Although Monbiot recalls Hobbes to explain the role of the state in safeguarding the rights of its citizens, this is too optimistic a yearning. We all would like it to be so, but the only solution remaining for the Left is to understand the extraordinary capacity for altruism and empathy that will finally save the human race. Integral to this vision is the need to take back the reins from the elites and move on with a narrative that tells us of the victory of the oppressed.
This may sound esoteric but it is entirely human, especially when the new model suggested by Monbiot is based on the urgent need for a synergy between economics and ecology, the successful inter-relation of which will determine our survival on the planet. It is not possible to go on in the Keynesian mood of an incessant mode of production and consumerism, which causes irremediable damage to the ecosystem and runs into environmental limits. There has, indeed, been no effort to reconcile Keynesian economics with ecological imbalance.

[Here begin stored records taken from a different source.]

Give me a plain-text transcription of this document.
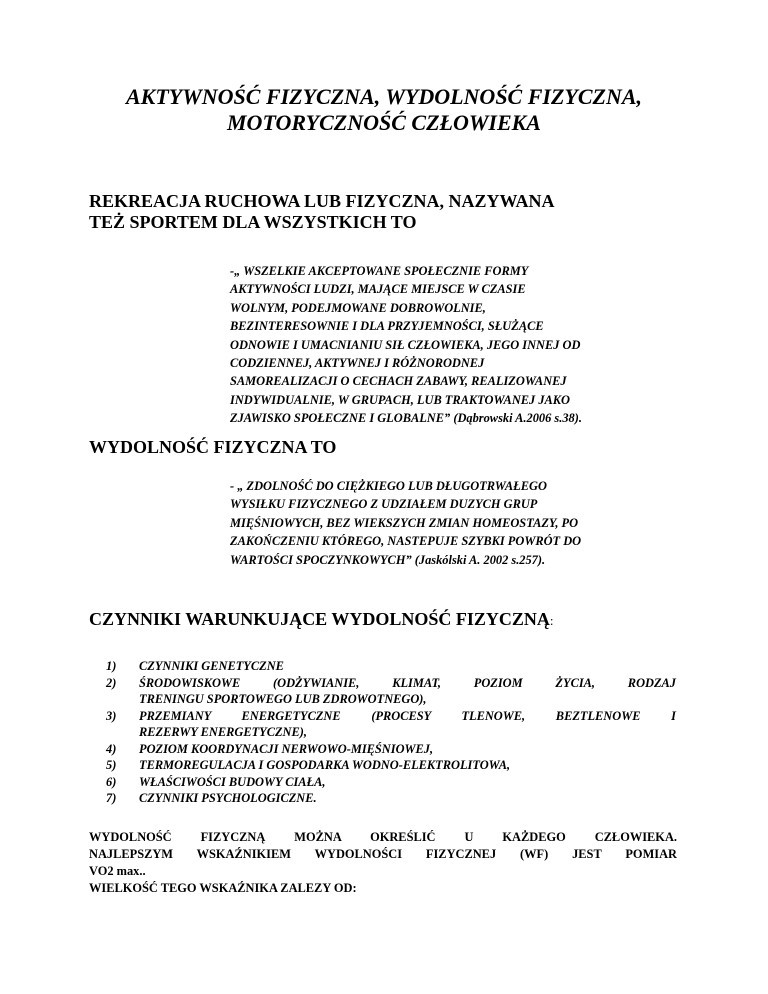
AKTYWNOŚĆ FIZYCZNA, WYDOLNOŚĆ FIZYCZNA,
MOTORYCZNOŚĆ CZŁOWIEKA
REKREACJA RUCHOWA LUB FIZYCZNA, NAZYWANA
TEŻ SPORTEM DLA WSZYSTKICH TO
-„ WSZELKIE AKCEPTOWANE SPOŁECZNIE FORMY
AKTYWNOŚCI LUDZI, MAJĄCE MIEJSCE W CZASIE
WOLNYM, PODEJMOWANE DOBROWOLNIE,
BEZINTERESOWNIE I DLA PRZYJEMNOŚCI, SŁUŻĄCE
ODNOWIE I UMACNIANIU SIŁ CZŁOWIEKA, JEGO INNEJ OD
CODZIENNEJ, AKTYWNEJ I RÓŻNORODNEJ
SAMOREALIZACJI O CECHACH ZABAWY, REALIZOWANEJ
INDYWIDUALNIE, W GRUPACH, LUB TRAKTOWANEJ JAKO
ZJAWISKO SPOŁECZNE I GLOBALNE” (Dąbrowski A.2006 s.38).
WYDOLNOŚĆ FIZYCZNA TO
- „ ZDOLNOŚĆ DO CIĘŻKIEGO LUB DŁUGOTRWAŁEGO
WYSIŁKU FIZYCZNEGO Z UDZIAŁEM DUZYCH GRUP
MIĘŚNIOWYCH, BEZ WIEKSZYCH ZMIAN HOMEOSTAZY, PO
ZAKOŃCZENIU KTÓREGO, NASTEPUJE SZYBKI POWRÓT DO
WARTOŚCI SPOCZYNKOWYCH” (Jaskólski A. 2002 s.257).
CZYNNIKI WARUNKUJĄCE WYDOLNOŚĆ FIZYCZNĄ:
1) CZYNNIKI GENETYCZNE
2) ŚRODOWISKOWE (ODŻYWIANIE, KLIMAT, POZIOM ŻYCIA, RODZAJ
TRENINGU SPORTOWEGO LUB ZDROWOTNEGO),
3) PRZEMIANY ENERGETYCZNE (PROCESY TLENOWE, BEZTLENOWE I
REZERWY ENERGETYCZNE),
4) POZIOM KOORDYNACJI NERWOWO-MIĘŚNIOWEJ,
5) TERMOREGULACJA I GOSPODARKA WODNO-ELEKTROLITOWA,
6) WŁAŚCIWOŚCI BUDOWY CIAŁA,
7) CZYNNIKI PSYCHOLOGICZNE.

WYDOLNOŚĆ FIZYCZNĄ MOŻNA OKREŚLIĆ U KAŻDEGO CZŁOWIEKA.
NAJLEPSZYM WSKAŹNIKIEM WYDOLNOŚCI FIZYCZNEJ (WF) JEST POMIAR
VO2 max..
WIELKOŚĆ TEGO WSKAŹNIKA ZALEZY OD:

Somewhere along the way, Monbiot argues, we forgot that our shared collective empathetic biology paved the way for powerful evolutionary progress in our human journey. Without cooperation, the human race would not have survived, especially being the weakest species in the formidable animal world.
Rivalry is, therefore, not the only authentic consolidating motivator for human activity. The tragedy is that we do not see it like this. We continue to miss out on community projects and pursue “an economy through enclosure” where people grab land and then exploit it for their own profits by shifting the burden on the people. We will need the community to run the economy or the political affairs of the country. It is preposterous that a few hundred representatives are allowed to run the affairs of millions. We, therefore, need a more representative electoral system where representation is rightly moderated through public involvement. A powerful political narrative engaging enough to sell to the people lies at the heart of Monbiot’s vision. It is firmly grounded in hope and camaraderie as the only liberator from our dismal present.
This is the “grand new restoration narrative” that Monbiot hopes will guide the human race through the 21st century.
One could respond to Monbiot’s proposition by disputing that self-effacing altruism and self-serving neoliberalism are extreme positions and, therefore, each is untenable. Running societies on altruism or collectivism could be as much a misconception as neoliberal ideology of individualism and self-interest. For any social order to function sustainably, the political process must be participatory and inclusive and seek the promotion of the common good. For that, a compromise is usually the path with the least disruption that will guarantee long-term viable results. Yet, it is undeniable that despite the delusory nature of utopianism, institutions and societies continue to struggle for the ideal. Human history remains fluid and unpredictable and progress will never follow a single linear world view. We will stumble, fall and rise as we negotiate the thorny business of human progress.